A strange expression crossed Jean-Claude's face. "You, asking for help, ma petite? That is unusual."

I drew away from both of them. We could get the power back, I was pretty certain of that. I looked at Willie's empty face and the fuzzy dice hanging from his coffin. "If I make a mistake, Willie's gone. I want him back."

There were times when I thought that it wasn't Jean-Claude who had convinced me that vampires weren't always monsters. It was Willie and Dead Dave, ex-cop and bar owner. It was a host of lesser vampires that seemed, occasionally, like nice guys. Jean-Claude was a lot of things; nice was not one of them.

31

Dominic Dumare showed up wearing a pair of black dress slacks and a black leather jacket unzipped over a grey silk T-shirt. He looked more relaxed without Sabin looking on, like an employee on his day off. Even the neatly trimmed Vandyke beard and mustache seemed less formal.

Dominic walked around the three vampires I'd raised. We'd moved back out into the rubble-strewn main area, so he could see the zombies and the vampires all at once. He paced around the vampires, touching them here and there. He grinned at me, teeth flashing in his dark beard. "This is marvelous, truly marvelous."

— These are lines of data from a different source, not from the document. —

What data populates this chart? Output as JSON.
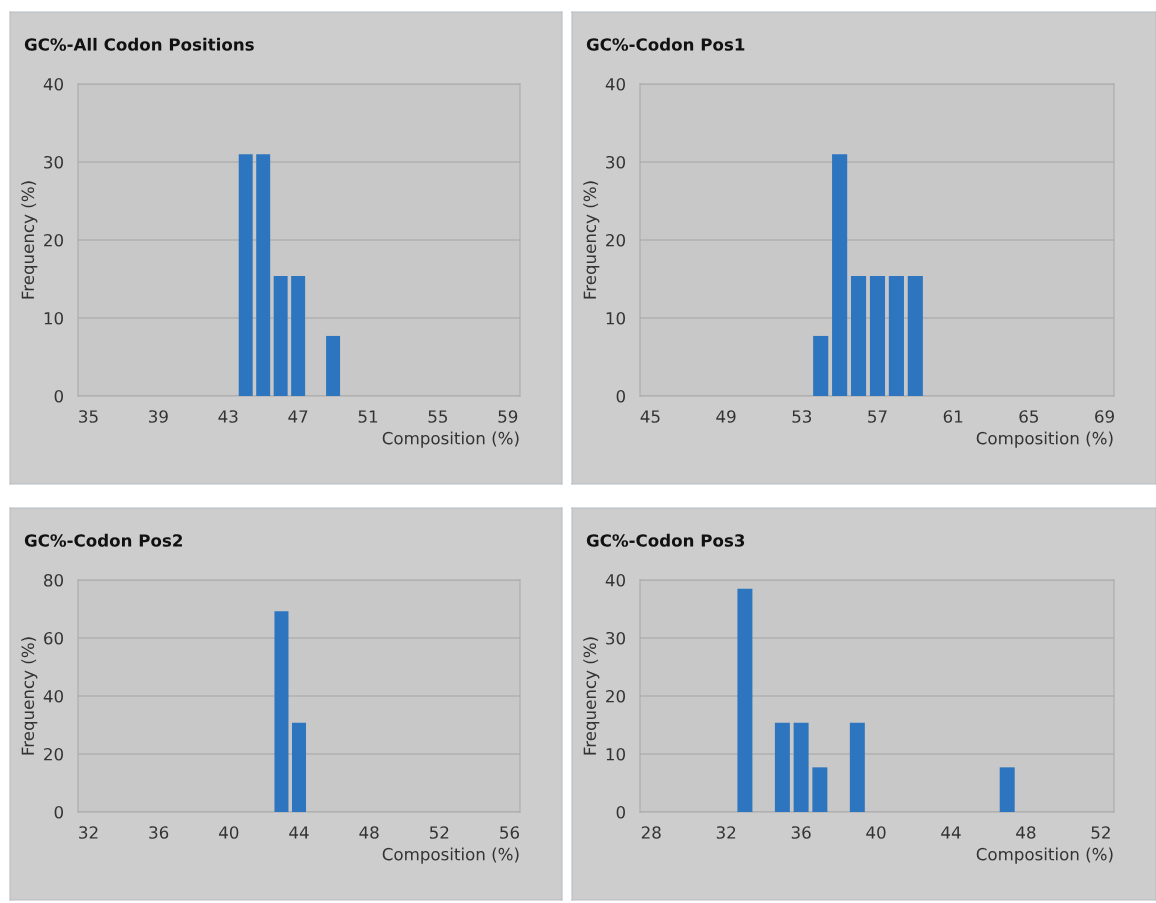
{
  "chart_data": [
    {
      "type": "bar",
      "title": "GC%-All Codon Positions",
      "xlabel": "Composition (%)",
      "ylabel": "Frequency (%)",
      "x": [
        44,
        45,
        46,
        47,
        49
      ],
      "values": [
        31,
        31,
        15.4,
        15.4,
        7.7
      ],
      "color": "#2e75c0",
      "xlim": [
        34.4,
        59.7
      ],
      "xticks": [
        35,
        39,
        43,
        47,
        51,
        55,
        59
      ],
      "ylim": [
        0,
        40
      ],
      "yticks": [
        0,
        10,
        20,
        30,
        40
      ],
      "grid": "y"
    },
    {
      "type": "bar",
      "title": "GC%-Codon Pos1",
      "xlabel": "Composition (%)",
      "ylabel": "Frequency (%)",
      "x": [
        54,
        55,
        56,
        57,
        58,
        59
      ],
      "values": [
        7.7,
        31,
        15.4,
        15.4,
        15.4,
        15.4
      ],
      "color": "#2e75c0",
      "xlim": [
        44.45,
        69.5
      ],
      "xticks": [
        45,
        49,
        53,
        57,
        61,
        65,
        69
      ],
      "ylim": [
        0,
        40
      ],
      "yticks": [
        0,
        10,
        20,
        30,
        40
      ],
      "grid": "y"
    },
    {
      "type": "bar",
      "title": "GC%-Codon Pos2",
      "xlabel": "Composition (%)",
      "ylabel": "Frequency (%)",
      "x": [
        43,
        44
      ],
      "values": [
        69.2,
        30.8
      ],
      "color": "#2e75c0",
      "xlim": [
        31.4,
        56.6
      ],
      "xticks": [
        32,
        36,
        40,
        44,
        48,
        52,
        56
      ],
      "ylim": [
        0,
        80
      ],
      "yticks": [
        0,
        20,
        40,
        60,
        80
      ],
      "grid": "y"
    },
    {
      "type": "bar",
      "title": "GC%-Codon Pos3",
      "xlabel": "Composition (%)",
      "ylabel": "Frequency (%)",
      "x": [
        33,
        35,
        36,
        37,
        39,
        47
      ],
      "values": [
        38.5,
        15.4,
        15.4,
        7.7,
        15.4,
        7.7
      ],
      "color": "#2e75c0",
      "xlim": [
        27.4,
        52.7
      ],
      "xticks": [
        28,
        32,
        36,
        40,
        44,
        48,
        52
      ],
      "ylim": [
        0,
        40
      ],
      "yticks": [
        0,
        10,
        20,
        30,
        40
      ],
      "grid": "y"
    }
  ]
}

I fought the urge to frown at him. "Forgive me if I don't share your enthusiasm. Can you help me put them back the way they were?"

"Theoretically, yes."

"When people start using the word theoretically, it means they don't know how to do something. You can't help me, can you?"

"Now, now," Dominic said. He knelt by Willie, staring up at him, studying him like a bug under a bioscope. "I didn't say I couldn't help. It's true that I've never seen this done. And you say you've done this before." He stood up, brushing off the knees of his pants.

"Once."

"That time was without the triumvirate?" Dominic asked.

I'd had to tell him. I understood enough about ritual magic to know that if we withheld how we'd gotten this much power, anything Dominic helped us come up with wouldn't work. It would be like telling the police it was a burglary when it was really a murder. They'd be trying to solve the wrong crime.

"Yeah, the first time was just me."

"But both times in daylight hours?" he asked.